Wednesday, June 1, 2011

Into the Wild…

…kind of.  This past weekend I went to Shiretoko, Rausu, and Nakashibetsu – all Eastern Hokkaido small towns – to hang out with some fellow JETs and finally get out in the good weather.  

The ALT in Rausu put together an organized outing through a local Japanese tour group.  It included a 2-hour leisurely hike, a barbeque, and a 3 hour whale watching boat tour.  We followed that up with a trip to a hotel onsen, dinner at an izakaya, and socializing at the Safeway bar in Nakashibetsu. Yes, Safeway is a grocery store in the States, but the bar owner here seems to know that and embrace it – even the store logo is the Safeway logo.  U.S. Copyrights don’t really matter in this case. 

Our morning began at 5:30am, after only getting five or so hours of sleep, my predecessor and I went to pick up another local English teacher on our way out to Rausu.  It ended up being about a three hour drive because we stopped along the way for some photos and generally took our time.  It didn’t matter anyway because when we got to the mountain pass, we found that it was closed until 9:00am anyway so we had to wait a while regardless.
Megan, Me, and Ben at a waterfall on our way to Rausu

Megan and I - If you squint closely you can see Russia behind us (referred to as the Disputed Territories in Japan)

Ben with Rausu Mountain behind him.  Yes, that is still snow.

Eventually we arrived to the place where we began our hike.  The group included about 10-15 foreigners and maybe 30 or so Japanese people.  The foreigners all looked ready to go on a walk through nature.  The Japanese looked like they were going to climb Mt. Everest.  Okay, I exaggerate a little, but please note the hiking ensamble of all the Japanese - hiking boots, backpacks, long sleeve pants and shirts, hiking sticks, bear bells, etc.  Now notice the planked sidewalks that we were walking on.  For full disclosure, we didn't walk in a straight line the whole time, nor did we walk on paved or wood sidewalks the whole time either. 

Beginning our hike

After the hike, we had some free time and saw a geyser - precisely at 1:30pm. I wish I could upload the video because it was kind of cool, and you can hear everyone ooh-ing and ahh-ing. 
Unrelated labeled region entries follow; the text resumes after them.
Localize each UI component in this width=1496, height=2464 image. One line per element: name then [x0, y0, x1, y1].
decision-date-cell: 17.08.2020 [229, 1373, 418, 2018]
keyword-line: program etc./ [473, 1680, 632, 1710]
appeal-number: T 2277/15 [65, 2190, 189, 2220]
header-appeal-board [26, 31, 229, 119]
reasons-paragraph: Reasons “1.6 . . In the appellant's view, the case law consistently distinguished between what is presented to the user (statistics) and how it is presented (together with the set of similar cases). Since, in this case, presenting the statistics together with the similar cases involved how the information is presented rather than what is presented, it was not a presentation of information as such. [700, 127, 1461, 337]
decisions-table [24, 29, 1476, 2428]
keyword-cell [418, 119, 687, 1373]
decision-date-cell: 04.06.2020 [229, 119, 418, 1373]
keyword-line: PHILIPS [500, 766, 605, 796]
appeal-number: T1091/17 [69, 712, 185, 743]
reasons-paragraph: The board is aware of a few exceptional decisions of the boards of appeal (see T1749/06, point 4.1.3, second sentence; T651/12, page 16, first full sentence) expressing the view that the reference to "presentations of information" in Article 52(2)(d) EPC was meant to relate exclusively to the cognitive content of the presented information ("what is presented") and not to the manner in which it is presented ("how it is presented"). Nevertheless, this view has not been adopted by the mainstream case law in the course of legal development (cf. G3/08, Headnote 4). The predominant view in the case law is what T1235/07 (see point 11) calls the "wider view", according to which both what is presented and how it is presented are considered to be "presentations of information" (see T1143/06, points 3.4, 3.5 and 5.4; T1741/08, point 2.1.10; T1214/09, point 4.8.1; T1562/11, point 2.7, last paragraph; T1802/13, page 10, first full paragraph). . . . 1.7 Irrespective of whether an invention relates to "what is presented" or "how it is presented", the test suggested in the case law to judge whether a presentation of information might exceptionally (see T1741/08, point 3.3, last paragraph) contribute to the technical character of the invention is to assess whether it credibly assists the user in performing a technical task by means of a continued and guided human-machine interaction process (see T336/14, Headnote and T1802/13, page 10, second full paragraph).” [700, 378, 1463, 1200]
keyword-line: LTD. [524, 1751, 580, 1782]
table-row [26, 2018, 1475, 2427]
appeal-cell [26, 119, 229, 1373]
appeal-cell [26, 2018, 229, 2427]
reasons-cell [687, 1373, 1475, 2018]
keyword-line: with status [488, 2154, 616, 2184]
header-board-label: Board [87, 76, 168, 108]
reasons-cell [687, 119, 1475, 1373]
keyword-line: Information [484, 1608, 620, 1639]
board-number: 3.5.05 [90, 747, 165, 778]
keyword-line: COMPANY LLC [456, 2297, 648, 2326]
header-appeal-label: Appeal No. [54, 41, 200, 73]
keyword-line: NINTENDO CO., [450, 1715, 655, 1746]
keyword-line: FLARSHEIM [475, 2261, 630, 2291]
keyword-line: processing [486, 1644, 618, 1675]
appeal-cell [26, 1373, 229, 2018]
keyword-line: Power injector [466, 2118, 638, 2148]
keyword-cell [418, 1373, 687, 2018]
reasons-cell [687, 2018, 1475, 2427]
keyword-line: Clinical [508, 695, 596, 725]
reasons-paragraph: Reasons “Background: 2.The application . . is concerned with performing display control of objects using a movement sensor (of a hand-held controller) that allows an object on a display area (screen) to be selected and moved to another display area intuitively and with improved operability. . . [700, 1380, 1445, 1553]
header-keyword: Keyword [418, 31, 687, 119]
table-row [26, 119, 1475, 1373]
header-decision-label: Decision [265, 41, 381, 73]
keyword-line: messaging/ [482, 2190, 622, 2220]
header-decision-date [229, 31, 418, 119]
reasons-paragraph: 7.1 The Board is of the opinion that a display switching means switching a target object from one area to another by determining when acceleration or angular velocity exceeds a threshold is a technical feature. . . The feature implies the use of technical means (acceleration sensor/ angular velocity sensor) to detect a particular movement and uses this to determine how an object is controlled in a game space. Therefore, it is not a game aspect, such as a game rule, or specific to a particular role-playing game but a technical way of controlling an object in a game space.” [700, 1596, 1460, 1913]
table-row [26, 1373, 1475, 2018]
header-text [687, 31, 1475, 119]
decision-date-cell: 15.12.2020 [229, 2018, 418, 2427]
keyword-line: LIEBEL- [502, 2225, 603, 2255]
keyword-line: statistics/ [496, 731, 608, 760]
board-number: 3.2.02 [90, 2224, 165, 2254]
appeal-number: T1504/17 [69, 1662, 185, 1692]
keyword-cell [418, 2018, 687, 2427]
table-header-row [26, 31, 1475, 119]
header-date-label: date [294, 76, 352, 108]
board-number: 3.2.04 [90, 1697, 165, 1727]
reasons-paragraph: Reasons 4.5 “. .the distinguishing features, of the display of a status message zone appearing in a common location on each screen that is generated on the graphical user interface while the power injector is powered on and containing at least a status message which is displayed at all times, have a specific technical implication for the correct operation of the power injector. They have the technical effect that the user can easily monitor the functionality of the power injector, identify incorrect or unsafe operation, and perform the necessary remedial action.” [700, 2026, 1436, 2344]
Then, we made our way to the barbecue lunch.  It was great! My only complaint is that the meal consisted of meat and fish...only. Nothing but meat and fish, and an onigiri (rice ball) if you'd like.  This might be a good example of why you probably shouldn't be in Japan if you are a vegetarian. 

After the barbecue we got ready to take our boat tour of Shiretoko.  The picture below is just before we go to the pier, and it's a view of the scenery we were seeing all morning.  Ignore the pile of trash and the exposed phone lines and it's almost pristine. 

After our boat tour, where saw a lot of porpoises but not much else (and by hour 1.5 - halfway point - I was getting pretty seasick), we landed and split up.  A few of us went to a local hotel onsen.  Onsens are the natural hot springs that occur all over Japan because of the volcanic activity and are worth their own blog entry in their own right.  I'll try to get one soon! 

After the onsen, we went to an izakaya.  Izakayas are the Japanese bar/restaurant places that are everywhere in Japan.  They serve a variety of food, often have nomihodais, and can accompany large groups.  Following dinner we headed over to Safeway (the bar, not a grocery store) where a local ALT celebrated her birthday.  By this point, most of us were exhausted from getting up so early and being on the go all day that we didn't last too long.  I was lucky to get invited to spend the night with a married ALT couple who gave me a warm welcome into their home and basically a real bed to sleep on.  

The next morning was spent rounding everyone up, having lunch and a coffee at the local American food chains, and picking up a few foreign foods supplies before heading back to Kitami. 

It was a great way to welcome summer!